Phosphofructokinase from Bacillus stearothermophilus (BsPFK) undergoes dynamic changes in its otherwise rigid structure upon binding of ligands, fructose 6-phosphate (F6P) in the active sites, and allosteric inhibitor phosphoenolpyruvate (PEP) in the allosteric sites. PFK can exist in four distinct ligation states: Apo BsPFK, BsPFK-F6P, PEP-BsPFK, and PEP-BsPFK-F6P, however, the biophysical properties of each ligation state are poorly understood particularly with respect to their dynamic character.
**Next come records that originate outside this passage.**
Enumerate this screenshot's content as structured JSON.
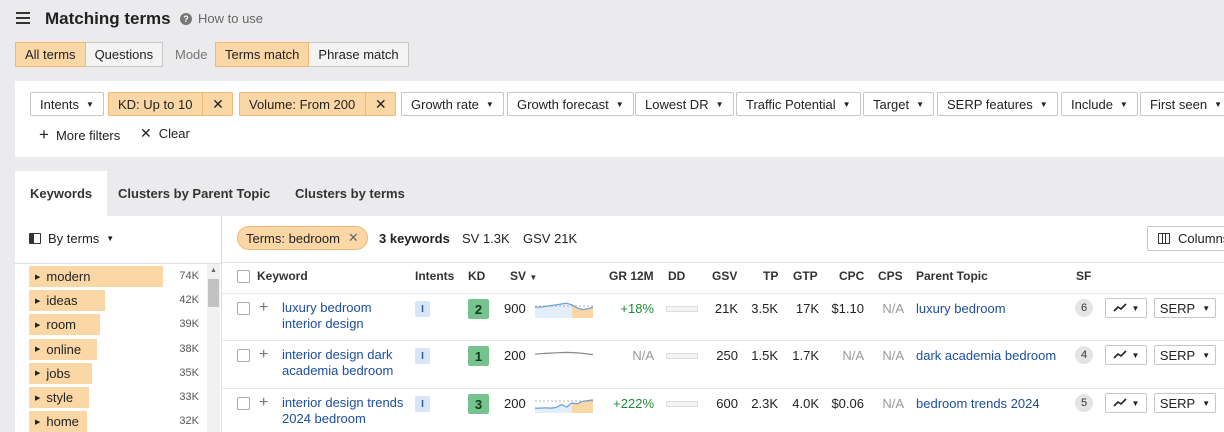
{
  "header": {
    "title": "Matching terms",
    "how_to": "How to use",
    "question_glyph": "?"
  },
  "term_type_tabs": [
    {
      "label": "All terms",
      "active": true
    },
    {
      "label": "Questions",
      "active": false
    }
  ],
  "mode": {
    "label": "Mode",
    "options": [
      {
        "label": "Terms match",
        "active": true
      },
      {
        "label": "Phrase match",
        "active": false
      }
    ]
  },
  "filters": {
    "intents": "Intents",
    "kd": "KD: Up to 10",
    "volume": "Volume: From 200",
    "growth_rate": "Growth rate",
    "growth_forecast": "Growth forecast",
    "lowest_dr": "Lowest DR",
    "traffic_potential": "Traffic Potential",
    "target": "Target",
    "serp_features": "SERP features",
    "include": "Include",
    "first_seen": "First seen",
    "more_filters": "More filters",
    "clear": "Clear",
    "caret": "▼",
    "remove_glyph": "✕",
    "plus_glyph": "+"
  },
  "view_tabs": [
    {
      "label": "Keywords",
      "selected": true
    },
    {
      "label": "Clusters by Parent Topic",
      "selected": false
    },
    {
      "label": "Clusters by terms",
      "selected": false
    }
  ],
  "sidebar": {
    "group_by": "By terms",
    "caret": "▼",
    "terms": [
      {
        "label": "modern",
        "count": "74K",
        "share": 1.0
      },
      {
        "label": "ideas",
        "count": "42K",
        "share": 0.57
      },
      {
        "label": "room",
        "count": "39K",
        "share": 0.53
      },
      {
        "label": "online",
        "count": "38K",
        "share": 0.51
      },
      {
        "label": "jobs",
        "count": "35K",
        "share": 0.47
      },
      {
        "label": "style",
        "count": "33K",
        "share": 0.45
      },
      {
        "label": "home",
        "count": "32K",
        "share": 0.43
      }
    ]
  },
  "summary": {
    "chip": "Terms: bedroom",
    "chip_x": "✕",
    "keywords": "3 keywords",
    "sv": "SV 1.3K",
    "gsv": "GSV 21K",
    "columns": "Columns"
  },
  "table": {
    "headers": {
      "keyword": "Keyword",
      "intents": "Intents",
      "kd": "KD",
      "sv": "SV",
      "sv_sort": "▼",
      "gr": "GR 12M",
      "dd": "DD",
      "gsv": "GSV",
      "tp": "TP",
      "gtp": "GTP",
      "cpc": "CPC",
      "cps": "CPS",
      "parent_topic": "Parent Topic",
      "sf": "SF"
    },
    "serp_label": "SERP",
    "caret": "▼",
    "rows": [
      {
        "keyword_l1": "luxury bedroom",
        "keyword_l2": "interior design",
        "intent": "I",
        "kd": "2",
        "sv": "900",
        "gr": "+18%",
        "gsv": "21K",
        "tp": "3.5K",
        "gtp": "17K",
        "cpc": "$1.10",
        "cps": "N/A",
        "parent_topic": "luxury bedroom",
        "sf": "6",
        "trend": [
          0.45,
          0.45,
          0.4,
          0.35,
          0.3,
          0.25,
          0.2,
          0.3,
          0.5,
          0.6,
          0.55,
          0.45
        ],
        "forecast": true
      },
      {
        "keyword_l1": "interior design dark",
        "keyword_l2": "academia bedroom",
        "intent": "I",
        "kd": "1",
        "sv": "200",
        "gr": "N/A",
        "gsv": "250",
        "tp": "1.5K",
        "gtp": "1.7K",
        "cpc": "N/A",
        "cps": "N/A",
        "parent_topic": "dark academia bedroom",
        "sf": "4",
        "trend": [
          0.45,
          0.42,
          0.4,
          0.38,
          0.36,
          0.35,
          0.34,
          0.35,
          0.37,
          0.4,
          0.44,
          0.48
        ],
        "forecast": false
      },
      {
        "keyword_l1": "interior design trends",
        "keyword_l2": "2024 bedroom",
        "intent": "I",
        "kd": "3",
        "sv": "200",
        "gr": "+222%",
        "gsv": "600",
        "tp": "2.3K",
        "gtp": "4.0K",
        "cpc": "$0.06",
        "cps": "N/A",
        "parent_topic": "bedroom trends 2024",
        "sf": "5",
        "trend": [
          0.82,
          0.82,
          0.8,
          0.82,
          0.78,
          0.6,
          0.75,
          0.5,
          0.55,
          0.4,
          0.35,
          0.3
        ],
        "forecast": true
      }
    ]
  },
  "colors": {
    "accent": "#fcd7a6",
    "link": "#1d4ea0",
    "kd_green": "#76c38f",
    "positive": "#1f8a3a",
    "spark": "#6a9fd8"
  },
  "icons": [
    "menu-icon",
    "question-icon",
    "plus-icon",
    "close-icon",
    "chevron-down-icon",
    "sidebar-layout-icon",
    "columns-icon",
    "trend-chart-icon"
  ]
}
BsPFK is a homotetramer with four active sites and four allosteric sites, creating an intricate network of both homotropic and heterotropic interactions. The intrinsic tryptophan fluorescence emanating from hybrid enzymes in which a single tryptophan was used to report local side-chain dynamics upon ligand binding to sites involved in a single heterotropic interaction. Tryptophan was positioned by constructing conservative tryptophan-shift mutant enzymes in which one of the sixteen native phenylalanine and tyrosine residues in each subunit was substituted with tryptophan and the native tryptophan was changed to tyrosine. The first site of interest was a phenylalanine at position 230. Fluorescence intensity and steady-state anisotropy measurements reveal no change in response to F6P binding, but a 10% increase in intensity and a slight increase in steady-state anisotropy for PEP alone. Time-resolved experiments indicated that rotational correlation time significantly increased (by greater than 1 ns) for the PEP-BsPFK and PEP-BsPFK-F6P ligation states, but only slightly increased in the presence of F6P alone when compared to the unligated state of BsPFK. These trends are opposite comparable measurements made with PFK from E. coli (EcPFK). These results may suggest a structural basis for the observation that allosteric communication in BsPFK is entropically dominated whereas it is enthalpically dominated in EcPFK. Funding is provided by NIH grant GM33216 and Welch Foundation grant A1543.